Heading back via Tern Hide we opened up the rest of the reserve, retrieved Geoff’s trail cam and checked the mammal traps set the night before. Whilst most of them were empty, we were lucky enough to catch a woodmouse in one, which we looked at before releasing it carefully back into the bramble:
It was then time to light the fire again, cook breakfast and tidy away our shelters.

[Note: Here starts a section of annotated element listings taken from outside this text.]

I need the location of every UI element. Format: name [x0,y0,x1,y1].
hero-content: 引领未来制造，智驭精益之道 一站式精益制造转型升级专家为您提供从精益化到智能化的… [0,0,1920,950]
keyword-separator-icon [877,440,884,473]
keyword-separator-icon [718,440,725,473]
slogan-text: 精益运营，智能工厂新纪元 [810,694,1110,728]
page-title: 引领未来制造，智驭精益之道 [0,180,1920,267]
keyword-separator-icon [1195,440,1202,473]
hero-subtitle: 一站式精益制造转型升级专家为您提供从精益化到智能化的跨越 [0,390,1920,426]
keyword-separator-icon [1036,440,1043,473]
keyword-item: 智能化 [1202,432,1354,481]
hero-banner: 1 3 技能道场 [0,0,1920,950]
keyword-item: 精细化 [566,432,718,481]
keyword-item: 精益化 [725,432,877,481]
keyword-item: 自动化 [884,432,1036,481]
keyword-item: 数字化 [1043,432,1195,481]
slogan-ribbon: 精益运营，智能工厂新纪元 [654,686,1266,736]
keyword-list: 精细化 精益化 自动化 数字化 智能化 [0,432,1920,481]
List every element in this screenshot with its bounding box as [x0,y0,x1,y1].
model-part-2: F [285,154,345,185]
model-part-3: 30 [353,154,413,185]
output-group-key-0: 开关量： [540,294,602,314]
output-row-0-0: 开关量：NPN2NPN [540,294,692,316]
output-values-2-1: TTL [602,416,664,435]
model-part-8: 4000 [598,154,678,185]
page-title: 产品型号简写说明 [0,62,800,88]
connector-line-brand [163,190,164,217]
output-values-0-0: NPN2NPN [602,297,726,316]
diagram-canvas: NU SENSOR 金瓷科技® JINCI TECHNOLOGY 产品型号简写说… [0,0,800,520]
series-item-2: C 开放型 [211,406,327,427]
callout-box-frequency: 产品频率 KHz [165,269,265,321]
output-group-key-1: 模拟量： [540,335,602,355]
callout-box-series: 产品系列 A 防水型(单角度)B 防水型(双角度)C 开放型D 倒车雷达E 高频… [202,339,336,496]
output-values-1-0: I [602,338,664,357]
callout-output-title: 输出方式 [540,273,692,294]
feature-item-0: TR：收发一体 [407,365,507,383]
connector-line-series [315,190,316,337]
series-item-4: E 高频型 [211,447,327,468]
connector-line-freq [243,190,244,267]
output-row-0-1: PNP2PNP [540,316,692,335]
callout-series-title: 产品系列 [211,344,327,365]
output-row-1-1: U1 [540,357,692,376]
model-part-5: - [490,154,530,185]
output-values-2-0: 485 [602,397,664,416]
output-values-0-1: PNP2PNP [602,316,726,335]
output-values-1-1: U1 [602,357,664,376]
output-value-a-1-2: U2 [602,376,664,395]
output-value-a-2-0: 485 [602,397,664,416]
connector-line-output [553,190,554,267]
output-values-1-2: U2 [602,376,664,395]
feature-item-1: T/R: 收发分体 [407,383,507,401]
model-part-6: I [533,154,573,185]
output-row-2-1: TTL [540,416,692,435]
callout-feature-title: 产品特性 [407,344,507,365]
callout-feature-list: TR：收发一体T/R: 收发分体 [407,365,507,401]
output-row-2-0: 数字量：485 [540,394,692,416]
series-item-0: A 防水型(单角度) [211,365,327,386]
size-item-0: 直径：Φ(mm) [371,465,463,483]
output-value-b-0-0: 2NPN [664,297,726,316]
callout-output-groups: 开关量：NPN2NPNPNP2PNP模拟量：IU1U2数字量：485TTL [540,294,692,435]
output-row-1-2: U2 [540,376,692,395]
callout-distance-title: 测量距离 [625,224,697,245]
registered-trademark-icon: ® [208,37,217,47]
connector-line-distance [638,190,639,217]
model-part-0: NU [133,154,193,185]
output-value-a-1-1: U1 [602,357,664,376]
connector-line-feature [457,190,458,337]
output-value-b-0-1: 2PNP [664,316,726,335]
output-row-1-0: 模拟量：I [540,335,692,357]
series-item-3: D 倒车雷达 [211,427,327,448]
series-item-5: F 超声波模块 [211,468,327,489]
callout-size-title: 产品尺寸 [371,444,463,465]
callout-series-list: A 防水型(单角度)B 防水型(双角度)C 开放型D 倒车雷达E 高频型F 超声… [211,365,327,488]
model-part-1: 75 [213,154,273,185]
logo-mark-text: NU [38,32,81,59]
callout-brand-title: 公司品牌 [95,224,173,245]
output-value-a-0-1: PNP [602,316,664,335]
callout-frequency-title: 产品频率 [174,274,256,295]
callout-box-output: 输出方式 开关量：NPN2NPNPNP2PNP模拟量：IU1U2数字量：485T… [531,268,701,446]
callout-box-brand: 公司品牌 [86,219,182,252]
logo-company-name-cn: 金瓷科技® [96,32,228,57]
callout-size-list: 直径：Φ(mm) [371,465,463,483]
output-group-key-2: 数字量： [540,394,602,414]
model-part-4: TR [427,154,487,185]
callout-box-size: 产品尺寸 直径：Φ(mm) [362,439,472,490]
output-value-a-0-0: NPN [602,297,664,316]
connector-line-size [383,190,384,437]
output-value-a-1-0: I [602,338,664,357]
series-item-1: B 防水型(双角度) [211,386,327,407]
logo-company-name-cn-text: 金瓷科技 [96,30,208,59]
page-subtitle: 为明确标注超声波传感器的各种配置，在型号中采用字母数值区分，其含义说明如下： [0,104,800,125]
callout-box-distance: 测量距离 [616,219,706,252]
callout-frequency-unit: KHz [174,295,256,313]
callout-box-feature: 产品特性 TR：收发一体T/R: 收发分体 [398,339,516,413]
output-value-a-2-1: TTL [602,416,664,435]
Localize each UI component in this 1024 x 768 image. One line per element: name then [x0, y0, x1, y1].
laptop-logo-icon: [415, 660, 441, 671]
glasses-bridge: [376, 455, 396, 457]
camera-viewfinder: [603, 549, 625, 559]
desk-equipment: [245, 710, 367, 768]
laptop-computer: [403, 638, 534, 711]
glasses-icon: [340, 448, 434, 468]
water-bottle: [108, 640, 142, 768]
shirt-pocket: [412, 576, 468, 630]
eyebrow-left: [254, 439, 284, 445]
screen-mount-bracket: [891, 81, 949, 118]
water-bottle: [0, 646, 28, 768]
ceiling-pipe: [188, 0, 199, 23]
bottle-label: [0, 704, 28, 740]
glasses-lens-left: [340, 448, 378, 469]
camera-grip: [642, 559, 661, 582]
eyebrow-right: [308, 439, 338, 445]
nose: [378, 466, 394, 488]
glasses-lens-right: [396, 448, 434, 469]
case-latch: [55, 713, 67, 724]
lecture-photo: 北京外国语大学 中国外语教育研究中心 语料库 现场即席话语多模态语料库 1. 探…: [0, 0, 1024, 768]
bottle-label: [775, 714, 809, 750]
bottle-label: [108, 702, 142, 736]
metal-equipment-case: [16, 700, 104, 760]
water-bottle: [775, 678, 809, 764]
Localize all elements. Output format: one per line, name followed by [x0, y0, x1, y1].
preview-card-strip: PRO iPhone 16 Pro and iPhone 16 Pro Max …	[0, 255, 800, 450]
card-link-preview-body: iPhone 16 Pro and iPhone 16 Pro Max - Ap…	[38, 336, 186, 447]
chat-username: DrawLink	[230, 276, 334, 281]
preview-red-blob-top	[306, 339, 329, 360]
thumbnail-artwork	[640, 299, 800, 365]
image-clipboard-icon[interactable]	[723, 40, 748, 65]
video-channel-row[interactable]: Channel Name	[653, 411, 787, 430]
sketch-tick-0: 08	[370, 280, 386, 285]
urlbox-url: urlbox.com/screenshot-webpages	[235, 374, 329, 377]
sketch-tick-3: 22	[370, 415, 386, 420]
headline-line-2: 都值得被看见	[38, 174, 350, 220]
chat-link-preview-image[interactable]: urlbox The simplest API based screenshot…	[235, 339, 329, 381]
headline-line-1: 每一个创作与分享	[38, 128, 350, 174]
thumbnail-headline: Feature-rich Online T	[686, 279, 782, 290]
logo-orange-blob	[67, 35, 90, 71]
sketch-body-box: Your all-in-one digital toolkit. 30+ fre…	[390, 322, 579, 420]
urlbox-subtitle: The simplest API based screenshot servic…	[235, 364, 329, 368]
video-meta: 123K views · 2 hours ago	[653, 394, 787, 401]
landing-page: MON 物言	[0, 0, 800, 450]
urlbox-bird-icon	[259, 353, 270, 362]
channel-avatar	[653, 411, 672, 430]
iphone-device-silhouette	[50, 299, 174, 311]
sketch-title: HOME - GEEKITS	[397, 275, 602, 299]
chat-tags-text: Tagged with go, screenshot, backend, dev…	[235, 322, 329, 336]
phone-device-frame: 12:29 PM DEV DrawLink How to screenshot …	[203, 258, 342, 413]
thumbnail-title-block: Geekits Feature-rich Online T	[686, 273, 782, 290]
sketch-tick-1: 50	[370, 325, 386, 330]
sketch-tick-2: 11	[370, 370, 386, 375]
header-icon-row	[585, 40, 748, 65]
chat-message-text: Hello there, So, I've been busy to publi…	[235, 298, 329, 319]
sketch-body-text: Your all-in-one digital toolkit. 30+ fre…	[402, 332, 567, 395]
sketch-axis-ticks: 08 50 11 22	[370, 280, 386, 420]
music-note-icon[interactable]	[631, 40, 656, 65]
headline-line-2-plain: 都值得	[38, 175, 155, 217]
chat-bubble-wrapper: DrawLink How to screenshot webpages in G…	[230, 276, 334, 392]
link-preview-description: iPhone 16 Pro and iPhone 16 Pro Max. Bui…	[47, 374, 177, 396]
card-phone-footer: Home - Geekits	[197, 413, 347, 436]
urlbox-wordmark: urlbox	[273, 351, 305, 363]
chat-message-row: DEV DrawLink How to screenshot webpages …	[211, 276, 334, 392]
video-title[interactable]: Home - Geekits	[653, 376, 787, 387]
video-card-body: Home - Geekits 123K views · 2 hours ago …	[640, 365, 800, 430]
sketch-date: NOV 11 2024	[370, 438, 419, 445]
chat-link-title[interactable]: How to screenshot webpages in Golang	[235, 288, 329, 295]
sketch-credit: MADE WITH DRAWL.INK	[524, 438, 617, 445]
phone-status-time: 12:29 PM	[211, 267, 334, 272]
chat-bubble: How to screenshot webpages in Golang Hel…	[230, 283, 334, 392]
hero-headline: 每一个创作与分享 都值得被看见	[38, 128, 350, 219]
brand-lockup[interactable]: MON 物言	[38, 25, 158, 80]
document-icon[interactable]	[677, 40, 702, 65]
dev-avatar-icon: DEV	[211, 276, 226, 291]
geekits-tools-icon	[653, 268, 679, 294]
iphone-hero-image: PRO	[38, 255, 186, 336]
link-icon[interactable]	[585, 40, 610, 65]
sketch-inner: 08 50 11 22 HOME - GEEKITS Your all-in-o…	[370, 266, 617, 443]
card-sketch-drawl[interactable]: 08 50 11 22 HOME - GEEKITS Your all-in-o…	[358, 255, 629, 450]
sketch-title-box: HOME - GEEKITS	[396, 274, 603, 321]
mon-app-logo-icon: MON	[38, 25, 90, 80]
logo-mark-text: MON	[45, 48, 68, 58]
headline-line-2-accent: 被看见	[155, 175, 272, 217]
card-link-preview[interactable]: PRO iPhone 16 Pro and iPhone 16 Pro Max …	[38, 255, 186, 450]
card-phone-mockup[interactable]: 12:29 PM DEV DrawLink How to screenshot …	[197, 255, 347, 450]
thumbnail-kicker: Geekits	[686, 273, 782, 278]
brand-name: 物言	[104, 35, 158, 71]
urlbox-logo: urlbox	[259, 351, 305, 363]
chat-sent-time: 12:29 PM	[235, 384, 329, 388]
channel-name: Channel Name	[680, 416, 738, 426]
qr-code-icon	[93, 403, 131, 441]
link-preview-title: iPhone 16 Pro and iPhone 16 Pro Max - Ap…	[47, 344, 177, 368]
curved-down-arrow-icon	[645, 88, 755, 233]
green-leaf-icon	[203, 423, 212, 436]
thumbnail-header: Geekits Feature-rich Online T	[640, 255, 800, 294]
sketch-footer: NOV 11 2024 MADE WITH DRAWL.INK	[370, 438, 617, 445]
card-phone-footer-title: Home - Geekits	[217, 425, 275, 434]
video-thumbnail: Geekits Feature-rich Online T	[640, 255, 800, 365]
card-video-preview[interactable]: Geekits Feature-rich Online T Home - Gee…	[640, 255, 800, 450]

After breakfast we went through the light trap to see what had been attracted to it the night before, and this Burnished brass was definitely the highlight:
Finally, we had a look at Geoff’s trail cam and we were delighted to discover images of a jay, lots of footage of the fallow deer enjoying the apples and rather excitedly a fox:
A huge thank you to Geoff and Yvette who very kindly volunteered their time for the campout and stayed the night, we definitely couldn’t run such sessions without their help. We had a lovely time!
Our Young Naturalists group is supported by the Cameron Bespolka Trust.
Sounds like great fun! I love the damsel fly hiding behind a reed!
Thanks Felicity, we had a lovely time!